Let's also not forget that Uber was also in the unfortunate position of having the first high-profile death of a pedestrian due to a collision with a self-driving vehicle occur within its fleet. Competitors have said the pedestrian death could have been avoided through the use of a more robust autonomous driving detection system.

Yet, to follow the Netflix analogy, Uber doesn't necessarily have to create and own the core autonomous driving tech in order to succeed in creating a business model around it. Remember, Netflix didn't invent broadband. It just developed an impressive, adaptable system that could ride off of the limited, emerging version of the service and that since has continued to evolve. Uber probably will have to do the same thing. 

Jurvetson, who left Draper Fisher Jurvetson and launched his own fund over the past year, is an early investor in Zoox. Zoox is a well-funded startup that's building a ride-hailing service from scratch using autonomous robotics technology. So, it sounds like he thinks a new ride-hailing player that's starting with autonomous technology at its core will be able to go head-to-head with the incumbent companies Lyft and Uber. 

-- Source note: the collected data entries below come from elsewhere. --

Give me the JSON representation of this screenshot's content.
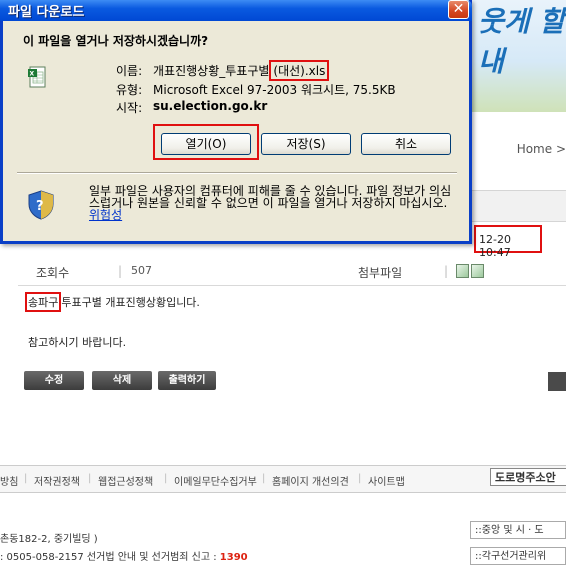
{
  "dialog": {
    "title": "파일 다운로드",
    "question": "이 파일을 열거나 저장하시겠습니까?",
    "name_label": "이름:",
    "name_value_prefix": "개표진행상황_투표구별",
    "name_value_highlight": "(대선)",
    "name_value_suffix": ".xls",
    "type_label": "유형:",
    "type_value": "Microsoft Excel 97-2003 워크시트, 75.5KB",
    "from_label": "시작:",
    "from_value": "su.election.go.kr",
    "buttons": {
      "open": "열기(O)",
      "save": "저장(S)",
      "cancel": "취소"
    },
    "warning_text": "일부 파일은 사용자의 컴퓨터에 피해를 줄 수 있습니다. 파일 정보가 의심스럽거나 원본을 신뢰할 수 없으면 이 파일을 열거나 저장하지 마십시오.",
    "warning_link": "위험성",
    "close_symbol": "✕"
  },
  "page": {
    "slogan": "웃게 할내",
    "home": "Home >",
    "gray_band_text": "",
    "date_text": "12-20 10:47",
    "views_label": "조회수",
    "views_value": "507",
    "attach_label": "첨부파일",
    "content_highlight": "송파구",
    "content_rest": "투표구별 개표진행상황입니다.",
    "content_line2": "참고하시기 바랍니다.",
    "buttons": {
      "edit": "수정",
      "delete": "삭제",
      "print": "출력하기"
    },
    "footer_links": [
      "방침",
      "저작권정책",
      "웹접근성정책",
      "이메일무단수집거부",
      "홈페이지 개선의견",
      "사이트맵"
    ],
    "road_address": "도로명주소안",
    "address": "촌동182-2, 중기빌딩 )",
    "tel_prefix": ": 0505-058-2157  선거법 안내 및 선거범죄 신고 :",
    "tel_highlight": "1390",
    "box1": "::중앙 및 시 · 도",
    "box2": "::각구선거관리위"
  },
  "colors": {
    "highlight_red": "#e01010",
    "titlebar_blue": "#0048d4",
    "dialog_bg": "#ece9d8",
    "link_blue": "#0033cc"
  },
  "icons": {
    "file_icon": "excel-file-icon",
    "shield_icon": "security-shield-icon",
    "close_icon": "close-icon"
  }
}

If I'm not mistaken, this sounds like a similar bet to the Netflix one that didn't work out. Jurvetson bet that Netflix wouldn't be able to make the transition and that a digital native would have a better shot at streaming. Now he's betting against Lyft and Uber that an autonomous native will be able to lead in ride hailing.

So why would the transition be different for autonomous vehicle tech versus the video streaming (r)evolution? Jurvetson stated in his blog post: "I think the autonomous driving experience is the closest thing to magic we have in the consumer landscape; I find myself betting on product differentiation, where quality and reliability are essential."

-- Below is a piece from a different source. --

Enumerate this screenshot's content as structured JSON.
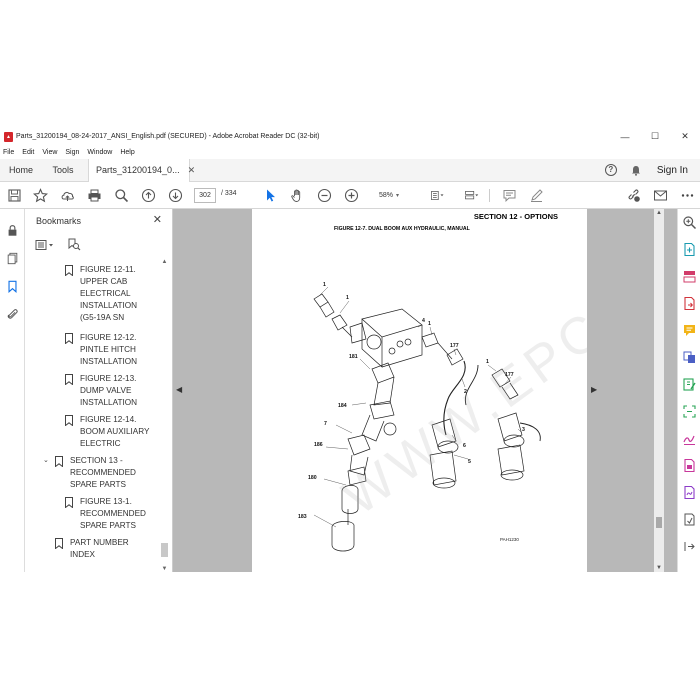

Streaming video is closer to a commodity, he said. Watch the video of Zoox's self-driving robots, and you'll see how different it is from the sort of self-driving car that presumably would be used by Lyft and Uber.

I'll guess we'll see. And now for the automakers. It seems as if the lesson is that those incumbents that are taking autonomy very seriously and investing heavily in their own R&D will be in a better position than those buying and developing additive driver-assist systems.

That would suggest that General Motors and its Cruise division, racing to be the first company to bring fully self-driving vehicles to market, represents an automaker's best attempts to not go the way of Kodak and Blockbuster. GM bought startup Cruise for $1 billion, and it's now valued at $11 billion after an important SoftBank investment.

GM is looking to launch a ride-hailing service powered by autonomous electric Bolts, and it's a player that's both ahead in the autonomous space and also making its own cars. Pretty impressive for an incumbent from Detroit. 

But again, we shall see what the future will bring for the transportation transformation — execution, and a variety of unforeseen events, vastly could affect these markets.